Busing in Boston
By Thomas M. Keane Jr.
Boston City Councilor
 



Note: This article was originally published in the Beacon Hill Paper, April 15, 1997.

Sitting in the City Council’s education committee, like a chained pit bull ready to bite, is a plan to put school busing on the November ballot. A proposed referendum question would ask whether voters believe that, beginning with the next school year, school assignments should be race neutral and made instead on the basis on parental choice.

The proposed referendum is a bad idea. It is non-binding, so it functions less like public policy-making and more like a poll. Like many referenda questions, it poses a question that can only be answered yes or no; it allows for no shades of gray and for no recognition of the legitimate competing concerns (parental choice and a fear of resegregation) that Boston’s schools face. Moreover, it risks becoming a referendum not on assignment factors, but on integration and Boston’s long struggle to heal racial antagonisms. And because of this, it risks being counterproductive, undoing considerable progress that has been made over the last several years and, perversely, hurting current efforts to reform the school assignment process.

Twenty-five years ago, in the wake of incontrovertible evidence that the Boston School Committee has intentionally segregated the city’s schools, federal courts ordered a massive, mandatory desegregation plan. Key to this plan was the assignment of students to schools outside of their neighborhoods.

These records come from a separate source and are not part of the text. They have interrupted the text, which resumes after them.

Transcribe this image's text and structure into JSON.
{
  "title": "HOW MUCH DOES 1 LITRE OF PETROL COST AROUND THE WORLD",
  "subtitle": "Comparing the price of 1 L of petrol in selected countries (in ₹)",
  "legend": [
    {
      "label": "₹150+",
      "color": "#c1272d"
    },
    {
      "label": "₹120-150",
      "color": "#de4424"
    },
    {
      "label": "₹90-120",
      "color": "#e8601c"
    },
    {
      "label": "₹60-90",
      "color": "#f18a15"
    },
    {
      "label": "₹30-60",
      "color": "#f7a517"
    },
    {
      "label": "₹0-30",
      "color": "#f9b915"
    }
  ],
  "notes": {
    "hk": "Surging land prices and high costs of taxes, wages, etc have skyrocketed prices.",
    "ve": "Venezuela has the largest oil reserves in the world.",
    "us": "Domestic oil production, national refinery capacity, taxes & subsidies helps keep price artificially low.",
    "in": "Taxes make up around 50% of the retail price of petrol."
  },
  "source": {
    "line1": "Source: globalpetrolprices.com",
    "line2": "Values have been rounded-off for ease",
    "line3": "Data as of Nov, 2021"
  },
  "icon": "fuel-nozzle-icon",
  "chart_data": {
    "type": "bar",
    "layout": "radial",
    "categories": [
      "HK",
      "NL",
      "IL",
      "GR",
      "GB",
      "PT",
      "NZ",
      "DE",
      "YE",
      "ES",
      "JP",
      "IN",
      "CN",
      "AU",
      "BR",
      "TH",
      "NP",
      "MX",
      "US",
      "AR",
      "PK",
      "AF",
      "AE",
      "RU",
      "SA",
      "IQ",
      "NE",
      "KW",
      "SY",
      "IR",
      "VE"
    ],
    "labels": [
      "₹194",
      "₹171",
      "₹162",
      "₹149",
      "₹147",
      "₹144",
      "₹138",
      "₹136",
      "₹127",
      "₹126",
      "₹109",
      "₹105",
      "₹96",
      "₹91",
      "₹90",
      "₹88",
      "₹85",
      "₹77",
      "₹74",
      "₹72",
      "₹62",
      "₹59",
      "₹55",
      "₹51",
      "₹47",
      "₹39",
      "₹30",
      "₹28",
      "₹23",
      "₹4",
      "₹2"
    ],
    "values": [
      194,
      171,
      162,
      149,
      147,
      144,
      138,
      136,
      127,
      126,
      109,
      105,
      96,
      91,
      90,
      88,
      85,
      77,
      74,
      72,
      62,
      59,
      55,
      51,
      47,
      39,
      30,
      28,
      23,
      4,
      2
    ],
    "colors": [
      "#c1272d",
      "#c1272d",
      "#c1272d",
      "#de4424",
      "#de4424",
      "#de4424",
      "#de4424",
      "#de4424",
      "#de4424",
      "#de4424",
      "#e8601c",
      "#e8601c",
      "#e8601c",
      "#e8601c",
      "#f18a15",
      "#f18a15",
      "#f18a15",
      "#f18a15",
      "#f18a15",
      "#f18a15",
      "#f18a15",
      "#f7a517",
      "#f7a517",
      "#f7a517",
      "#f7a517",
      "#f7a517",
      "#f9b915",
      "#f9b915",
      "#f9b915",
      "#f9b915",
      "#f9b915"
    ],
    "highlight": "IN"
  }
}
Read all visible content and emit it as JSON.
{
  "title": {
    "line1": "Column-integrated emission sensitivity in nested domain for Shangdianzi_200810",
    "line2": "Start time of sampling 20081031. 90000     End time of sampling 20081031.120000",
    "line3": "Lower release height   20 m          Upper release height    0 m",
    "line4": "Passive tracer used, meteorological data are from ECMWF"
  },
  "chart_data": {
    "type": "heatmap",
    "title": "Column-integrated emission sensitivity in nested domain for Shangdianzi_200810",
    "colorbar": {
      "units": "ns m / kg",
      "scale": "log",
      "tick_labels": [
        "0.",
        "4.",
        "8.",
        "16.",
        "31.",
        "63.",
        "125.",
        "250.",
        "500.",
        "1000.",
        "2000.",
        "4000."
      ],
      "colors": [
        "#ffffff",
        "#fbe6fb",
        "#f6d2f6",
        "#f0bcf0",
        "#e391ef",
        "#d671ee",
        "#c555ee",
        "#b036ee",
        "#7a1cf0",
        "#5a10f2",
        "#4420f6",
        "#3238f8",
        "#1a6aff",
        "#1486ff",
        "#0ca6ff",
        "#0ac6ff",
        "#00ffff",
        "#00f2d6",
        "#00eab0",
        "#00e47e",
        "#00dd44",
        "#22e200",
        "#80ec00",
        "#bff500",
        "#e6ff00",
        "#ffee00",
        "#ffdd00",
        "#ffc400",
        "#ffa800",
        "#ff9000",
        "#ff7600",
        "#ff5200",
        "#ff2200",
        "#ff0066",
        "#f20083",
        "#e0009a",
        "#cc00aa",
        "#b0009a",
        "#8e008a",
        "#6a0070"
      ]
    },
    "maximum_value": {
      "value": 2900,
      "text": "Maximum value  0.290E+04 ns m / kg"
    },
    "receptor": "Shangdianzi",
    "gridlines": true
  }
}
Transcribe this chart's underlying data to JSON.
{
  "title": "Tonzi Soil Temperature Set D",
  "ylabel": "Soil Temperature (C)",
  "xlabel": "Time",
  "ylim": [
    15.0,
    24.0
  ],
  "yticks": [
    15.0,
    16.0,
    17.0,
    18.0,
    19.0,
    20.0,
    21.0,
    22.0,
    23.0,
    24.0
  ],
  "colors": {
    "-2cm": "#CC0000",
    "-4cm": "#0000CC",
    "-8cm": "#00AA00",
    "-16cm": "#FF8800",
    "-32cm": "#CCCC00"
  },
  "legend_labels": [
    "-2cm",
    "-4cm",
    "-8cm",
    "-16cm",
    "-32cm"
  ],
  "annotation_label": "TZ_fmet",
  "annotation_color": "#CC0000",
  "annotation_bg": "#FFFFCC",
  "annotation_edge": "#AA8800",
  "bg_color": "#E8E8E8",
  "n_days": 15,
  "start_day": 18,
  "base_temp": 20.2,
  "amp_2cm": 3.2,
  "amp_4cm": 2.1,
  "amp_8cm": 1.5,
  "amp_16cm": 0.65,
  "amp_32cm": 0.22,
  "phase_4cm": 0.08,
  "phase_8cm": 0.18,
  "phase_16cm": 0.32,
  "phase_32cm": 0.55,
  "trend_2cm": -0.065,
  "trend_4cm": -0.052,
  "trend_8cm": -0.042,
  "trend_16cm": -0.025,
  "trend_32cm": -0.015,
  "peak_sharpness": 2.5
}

For good reason, the mandatory desegregation plan was called “busing.” Buses were nothing new in Boston. They had been used for years to bring children to schools where it was too far to walk. But under the new scheme, buses were the primary means used to transport students to their new schools. It was buses that took children to schools far across town where they, and their parents, knew no one. It was buses that tore apart the local schools that had served as the focus of the civic and social life of many of Boston’s residential neighborhoods.

Busing had a noble purpose: the elimination of racial segregation. The theory was flawed, however, and its effects were perverse. Rather than lose their children to strange schools, parents took them out of the Boston school system. Often they sent them to private or parochial schools. Perhaps more frequently, families simply left the city and moved to towns where neighborhood schools were still a reality.

The numbers bear this out. In 1970, 641,071 people lived in Boston; 96,696 children attended Boston public schools. Today, only 574,282 live in Boston and the number in our schools has dropped about a third to 63,131. Those who left the public schools were those who could afford to leave. Those left behind were predominately poor, predominately black and Hispanic.

Instead of integrating the system, busing made it more segregated. In 1974, 52% of the kids in Boston’s schools were white; today that number has dropped to 19%. Indeed, although Boston is today still 55% white, our schools are 81% minority. This is what we call integration?

Busing not only destroyed once vital neighborhood schools, it undermined support for public education in the city. It drove people out of Boston and, for all that, still failed to create an integrated learning environment. None of that helped our children. None of that helped the city.

Boston does not have to keep busing its kids. So few people seem to be aware of this that it almost seems a secret. But it’s true. In 1989, the same federal courts that first ordered busing in 1974 declared Boston’s schools “unitary,” or desegregated. Mandatory desegregation, or its successor plan, so-called “controlled choice,” is not required any more in Boston. The city now has complete latitude to adopt whatever school assignment plan it wants.

What should that new plan be? A model used in many urban areas across America is a combination of neighborhood schools and magnet schools. Provide parents, particularly those of elementary school children, with the option to send their child to local schools. Provide them also with the right to choose to send their children to magnet schools, centers of excellence, designed to attract students from around the city. Draw boundary lines around neighborhood schools that, to the extent possible, allow for a racially, ethnically and economically diverse school population. Build new schools — and Boston already plans to spend $400 million over the next five years to build new schools — in places that would enhance the diversity of the student population.

Blacks and whites in Boston know this history, and all are ready for change to a system that rebuilds communities, gives parents more choice and keeps are schools as ethnically diverse as possible. The referendum merely asks whether we should change. We already know that answer to that question. The task before us now is how and when.